Now that we know the scope. Let's tackle each in turn:

public void append (int i) throws Exception {
  // what if current List (i.e., this) has no nodes and is empty?
  if (head == null) {
    head = new Node (i);
    return;
  }

  // verify that value doesn't currently exist in the List.
  // If it already is present, throw an Exception.

  // append new Node whose value is i to the end of the List
}

We can safely return within the if statement (and MUST do so to avoid a sneaky defect).

public void append (int i) throws Exception {
  // what if current List (i.e., this) has no nodes and is empty?
  if (head == null) {
    head = new Node (i);
    return;
  }

  // verify that value doesn't currently exist in the List.
  // If it already is present, throw an Exception.
  for (Node n = head; n != null; n = n.next) {
    if (n.x == i) {
      throw new Exception (i + " already exists in the list.");
    }
  }

  // append new Node whose value is i to the end of the List
}

Now we only need to add the append implementation.

public void append (int i) throws Exception {
  // what if current List (i.e., this) has no nodes and is empty?
  if (head == null) {
    head = new Node (i);
    return;
  }

  // verify that value doesn't currently exist in the List.
  // If it already is present, throw an Exception.
  for (Node n = head; n != null; n = n.next) {
    if (n.x == i) {
      throw new Exception (i + " already exists in the list.");
    }
  }

  // append new Node whose value is i to the end of the List. Note that
  // we know there is at least ONE Node in the list.
  Node ptr = head;
  while (ptr.next != null) {
    ptr = ptr.next;
  }
  ptr.next = new Node(i);
}

It is possible to make this a bit more efficient by combining the verify and append sections of the code, but by doing so, you run the risk of introducing a defect.

(c) [8 points] Describe in English the test cases for append.

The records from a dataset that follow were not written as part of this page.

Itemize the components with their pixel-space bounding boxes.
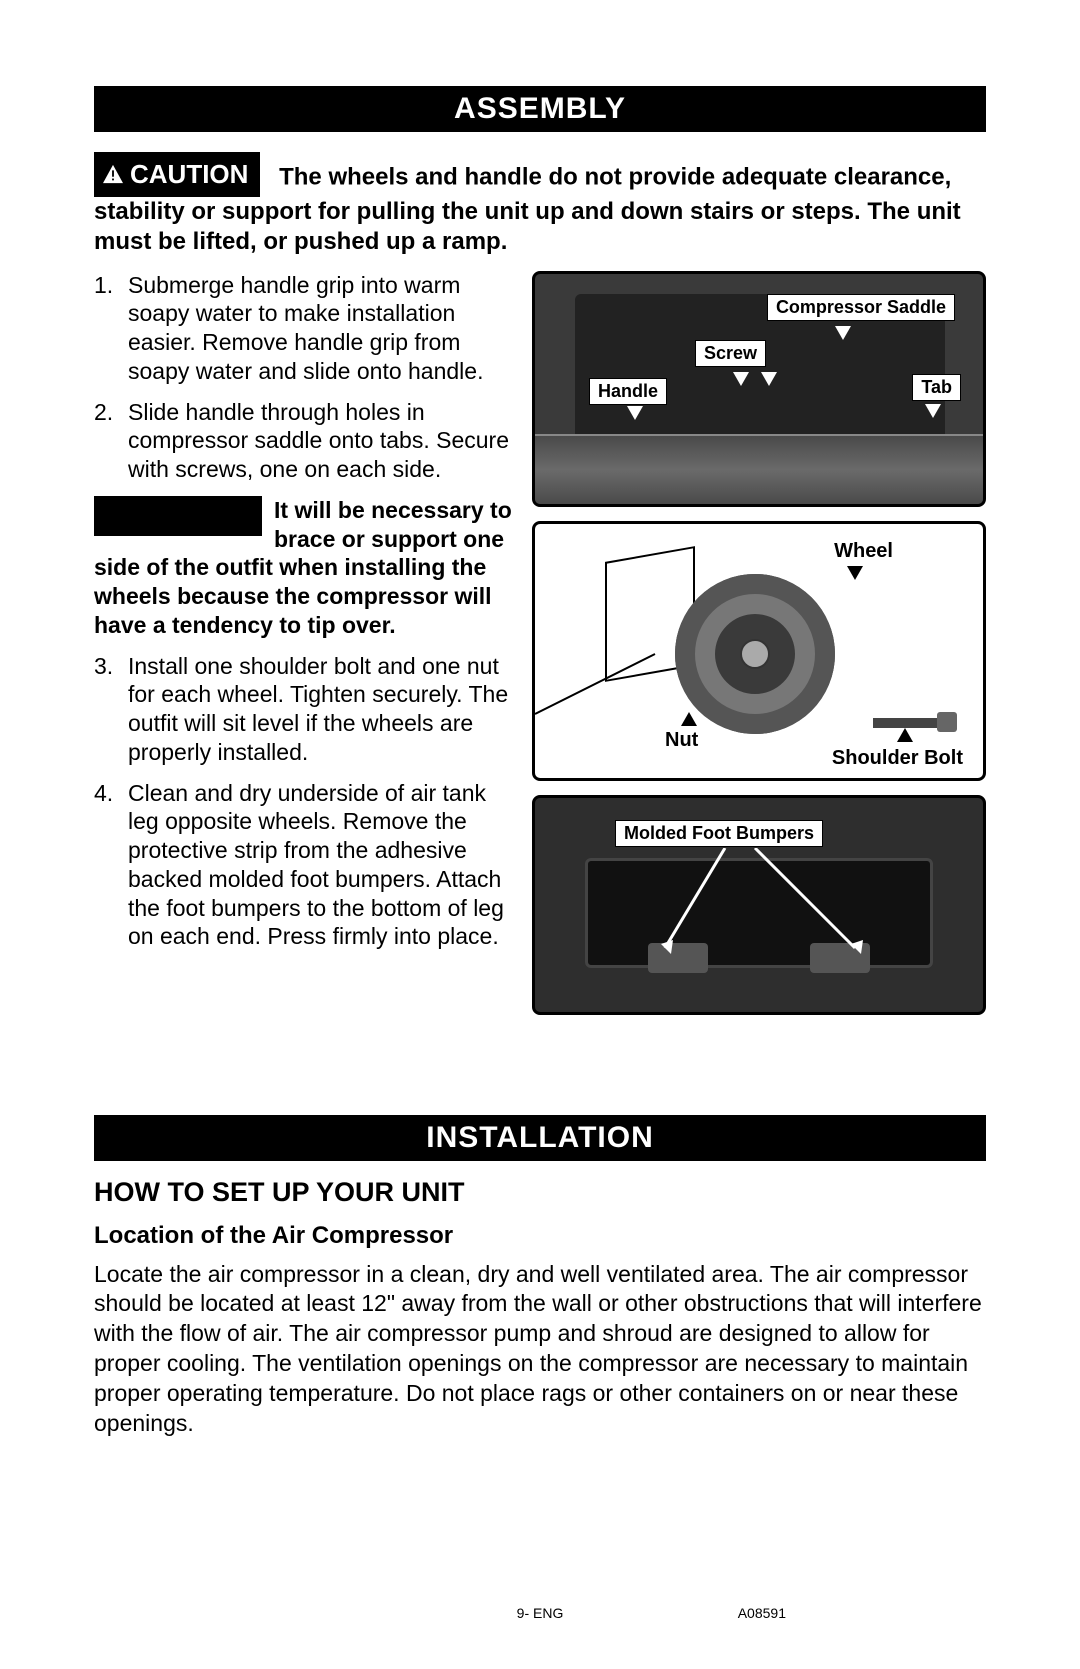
caution-badge: CAUTION: [94, 152, 260, 197]
two-column-layout: 1. Submerge handle grip into warm soapy …: [94, 271, 986, 1015]
arrow-icon: [925, 404, 941, 418]
label-handle: Handle: [589, 378, 667, 405]
paragraph-location: Locate the air compressor in a clean, dr…: [94, 1260, 986, 1439]
label-shoulder-bolt: Shoulder Bolt: [832, 747, 963, 770]
step-number: 2.: [94, 398, 128, 484]
assembly-steps: 1. Submerge handle grip into warm soapy …: [94, 271, 514, 484]
step-text: Submerge handle grip into warm soapy wat…: [128, 271, 514, 386]
arrow-icon: [761, 372, 777, 386]
arrow-icon: [627, 406, 643, 420]
right-column: Compressor Saddle Screw Handle Tab Wheel…: [532, 271, 986, 1015]
step-text: Install one shoulder bolt and one nut fo…: [128, 652, 514, 767]
step-2: 2. Slide handle through holes in compres…: [94, 398, 514, 484]
caution-block: CAUTION The wheels and handle do not pro…: [94, 152, 986, 257]
caution-text: CAUTION The wheels and handle do not pro…: [94, 152, 986, 257]
step-number: 4.: [94, 779, 128, 952]
label-wheel: Wheel: [834, 540, 893, 563]
assembly-steps-cont: 3. Install one shoulder bolt and one nut…: [94, 652, 514, 952]
label-nut: Nut: [665, 729, 698, 752]
warning-icon: [102, 164, 124, 184]
compressor-tank-shape: [535, 434, 983, 504]
label-compressor-saddle: Compressor Saddle: [767, 294, 955, 321]
leader-line: [535, 644, 665, 724]
arrow-icon: [733, 372, 749, 386]
label-tab: Tab: [912, 374, 961, 401]
bolt-shape: [873, 718, 943, 728]
figure-foot-bumpers: Molded Foot Bumpers: [532, 795, 986, 1015]
caution-label: CAUTION: [130, 158, 248, 191]
arrow-icon: [847, 566, 863, 580]
arrow-icon: [897, 728, 913, 742]
leader-lines: [635, 848, 895, 958]
subheading-location: Location of the Air Compressor: [94, 1222, 986, 1250]
section-bar-assembly: ASSEMBLY: [94, 86, 986, 132]
heading-how-to-setup: HOW TO SET UP YOUR UNIT: [94, 1177, 986, 1208]
figure-compressor-saddle: Compressor Saddle Screw Handle Tab: [532, 271, 986, 507]
left-column: 1. Submerge handle grip into warm soapy …: [94, 271, 514, 1015]
hub-shape: [740, 639, 770, 669]
footer-page: 9- ENG: [517, 1605, 564, 1621]
step-text: Slide handle through holes in compressor…: [128, 398, 514, 484]
label-molded-foot-bumpers: Molded Foot Bumpers: [615, 820, 823, 847]
footer-doc-id: A08591: [738, 1605, 786, 1621]
step-text: Clean and dry underside of air tank leg …: [128, 779, 514, 952]
notice-block: It will be necessary to brace or support…: [94, 496, 514, 640]
figure-wheel: Wheel Nut Shoulder Bolt: [532, 521, 986, 781]
section-bar-installation: INSTALLATION: [94, 1115, 986, 1161]
label-screw: Screw: [695, 340, 766, 367]
step-number: 1.: [94, 271, 128, 386]
step-3: 3. Install one shoulder bolt and one nut…: [94, 652, 514, 767]
redacted-label-box: [94, 496, 262, 536]
arrow-icon: [835, 326, 851, 340]
step-4: 4. Clean and dry underside of air tank l…: [94, 779, 514, 952]
arrow-icon: [681, 712, 697, 726]
step-1: 1. Submerge handle grip into warm soapy …: [94, 271, 514, 386]
page-footer: 9- ENG A08591: [94, 1605, 986, 1621]
step-number: 3.: [94, 652, 128, 767]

+2 testing the append of int x into empty list (where List has no nodes)
+2 testing the append of int x into a list (of any size) that doesn't already have that integer.
+2 testing the append of int x into a list where x is the last number in the list
+2 testing the append of int x into a list where x is the first number in the list
  testing the append of int x into a list where x is somewhere in the middle of the list

Why do I bother with three cases for insert where x is in the list? Basically, you must look at the code above to see why. First, there is only one way that a number can't be in a list (right?) but there is any number of ways that one could try to append a number. When thinking about the problem, I found that the last while loop was tricky (having to remember to stop when 'ptr.next == null' not just when 'ptr == null') so I thought it was worthwhile to have two test cases to verify I got the code right. When you look at your code, see if you didn't make a similar mistake in your (b) implementation that would have allowed you to append an int that was the last one in the list.